The superior rectus muscle forms its origin on the annulus of Zinn and inserts along the superior edge of the eye. It is a thin muscle and forms a straight muscular band between the eye and the annulus of Zinn. The inferior, medial, and lateral rectus muscles are almost identical to the superior rectus muscle, except they insert on the inferior, medial, and lateral edges, respectively, of the eye.
Compared to the four rectus muscles of the eye, the two oblique muscles follow unique paths and insert on the eye at oblique angles. Arising from the annulus of Zinn, the superior oblique muscle passes through a ring of connective tissue known as the trochlea before inserting obliquely on the superior surface of the eye. The trochlea is located on the roof of the orbit medial and anterior to the eye and redirects the tendon of the superior oblique muscle to reach the eye from the anterior and medial direction. Unique among the muscles of the eye, the inferior oblique muscle arises from the maxilla on the medial floor of the orbit and inserts at an oblique angle on the inferior surface of the eye.
The four rectus muscles of the eye control the movement of the eye in the cardinal directions. They work against each other to control the movements of the eye in various directions. The first of these muscles, the superior rectus muscle, elevates the eye, allowing the eye to look up. The antagonist of the superior rectus muscle is the inferior rectus muscle, which depresses the eye, allowing the eye to look down. On the medial side of the eye, the medial rectus muscle adducts the eye, allowing it to look medially towards the nose. Its antagonist is the lateral rectus muscle that abducts the eye, allowing it to look laterally or away from the body’s midline.
The two oblique muscles of the eye are responsible for the rotation of the eye and assist the rectus muscles in their movements. The superior oblique muscle rotates the eye medially and abducts it when the eye if facing forward while the inferior oblique rotates the eye laterally and adducts it. When the eye is adducted, or turned toward the nose, the superior oblique depresses the eye while the inferior oblique elevates the eye.
The muscles of the eyes perform several specialized functions to aid in vision. When looking at a large area, the muscles perform a scanning function, known as saccades, to provide vital information to the brain. During saccades, the eyes dart between several points in the field of view to provide information about the scene to the brain.
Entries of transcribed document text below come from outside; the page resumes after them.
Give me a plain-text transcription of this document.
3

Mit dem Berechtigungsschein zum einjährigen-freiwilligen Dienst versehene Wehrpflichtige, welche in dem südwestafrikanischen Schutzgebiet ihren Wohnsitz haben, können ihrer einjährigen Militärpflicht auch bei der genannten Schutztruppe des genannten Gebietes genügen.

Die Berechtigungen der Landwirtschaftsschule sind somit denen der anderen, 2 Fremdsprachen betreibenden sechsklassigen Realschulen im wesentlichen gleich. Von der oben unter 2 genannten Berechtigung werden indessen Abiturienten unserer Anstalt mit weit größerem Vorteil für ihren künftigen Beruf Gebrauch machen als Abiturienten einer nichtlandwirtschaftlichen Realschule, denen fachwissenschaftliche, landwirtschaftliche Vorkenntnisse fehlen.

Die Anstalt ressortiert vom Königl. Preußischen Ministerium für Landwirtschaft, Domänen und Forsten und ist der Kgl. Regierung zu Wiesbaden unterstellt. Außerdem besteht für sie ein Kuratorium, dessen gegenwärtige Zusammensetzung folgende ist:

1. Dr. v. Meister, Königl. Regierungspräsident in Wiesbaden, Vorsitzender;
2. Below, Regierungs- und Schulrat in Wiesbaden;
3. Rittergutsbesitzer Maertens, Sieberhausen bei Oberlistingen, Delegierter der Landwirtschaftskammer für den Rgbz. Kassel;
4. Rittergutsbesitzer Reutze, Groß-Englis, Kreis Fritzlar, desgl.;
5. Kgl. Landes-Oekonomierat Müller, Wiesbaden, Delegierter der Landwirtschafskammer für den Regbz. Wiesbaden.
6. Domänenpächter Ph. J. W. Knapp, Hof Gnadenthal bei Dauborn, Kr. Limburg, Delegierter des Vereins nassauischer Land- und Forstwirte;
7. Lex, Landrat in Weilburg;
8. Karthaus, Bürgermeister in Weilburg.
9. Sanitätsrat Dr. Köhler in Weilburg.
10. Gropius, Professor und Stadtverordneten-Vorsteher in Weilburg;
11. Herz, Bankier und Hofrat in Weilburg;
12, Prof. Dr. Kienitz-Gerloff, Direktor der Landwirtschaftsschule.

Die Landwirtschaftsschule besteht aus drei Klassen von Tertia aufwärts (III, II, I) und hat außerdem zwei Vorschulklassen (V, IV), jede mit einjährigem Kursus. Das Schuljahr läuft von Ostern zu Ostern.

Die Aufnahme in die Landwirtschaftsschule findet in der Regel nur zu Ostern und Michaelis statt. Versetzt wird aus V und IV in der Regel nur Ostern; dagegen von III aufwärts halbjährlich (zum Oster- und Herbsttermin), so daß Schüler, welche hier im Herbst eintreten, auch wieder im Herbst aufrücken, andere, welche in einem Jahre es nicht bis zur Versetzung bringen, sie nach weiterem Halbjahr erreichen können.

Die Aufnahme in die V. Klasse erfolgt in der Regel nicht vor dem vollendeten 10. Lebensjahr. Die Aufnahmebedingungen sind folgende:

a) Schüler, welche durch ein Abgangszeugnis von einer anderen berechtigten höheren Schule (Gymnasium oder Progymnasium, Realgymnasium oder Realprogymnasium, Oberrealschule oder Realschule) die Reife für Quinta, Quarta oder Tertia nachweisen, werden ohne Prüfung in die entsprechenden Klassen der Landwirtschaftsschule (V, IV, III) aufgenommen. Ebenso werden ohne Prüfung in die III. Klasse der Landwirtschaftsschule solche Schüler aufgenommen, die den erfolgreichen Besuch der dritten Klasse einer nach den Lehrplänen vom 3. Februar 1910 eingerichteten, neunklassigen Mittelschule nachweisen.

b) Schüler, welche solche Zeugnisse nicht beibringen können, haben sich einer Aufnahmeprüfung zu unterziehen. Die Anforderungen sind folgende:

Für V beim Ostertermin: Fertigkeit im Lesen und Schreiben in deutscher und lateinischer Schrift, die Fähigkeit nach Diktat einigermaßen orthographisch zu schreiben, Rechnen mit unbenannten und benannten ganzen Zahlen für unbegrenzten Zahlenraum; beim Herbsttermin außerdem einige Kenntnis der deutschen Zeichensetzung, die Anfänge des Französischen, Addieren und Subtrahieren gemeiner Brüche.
A small region of the retina, known as the fovea, has the highest concentration of cones and produces the most detailed visual images. Saccades allows the fovea to produce clear images of the most important parts of an image to the brain for fast analysis.
Another important function is tracking moving objects across the visual field. The brain sends many signals to the muscles of the eye to quickly adjust the eye’s position so that a moving object of interest remains within the fovea and can be seen clearly.
Finally, the muscles of the eye adjust the position of each eye subtly to produce a single, binocular image. This process is known as vergence, and prevents the double vision and blurred vision that would result from different images being presented to the visual cortex of the brain. Looking down at the tip of your nose or crossing your eyes voluntarily stops vergence, producing double vision and an uncomfortable sensation.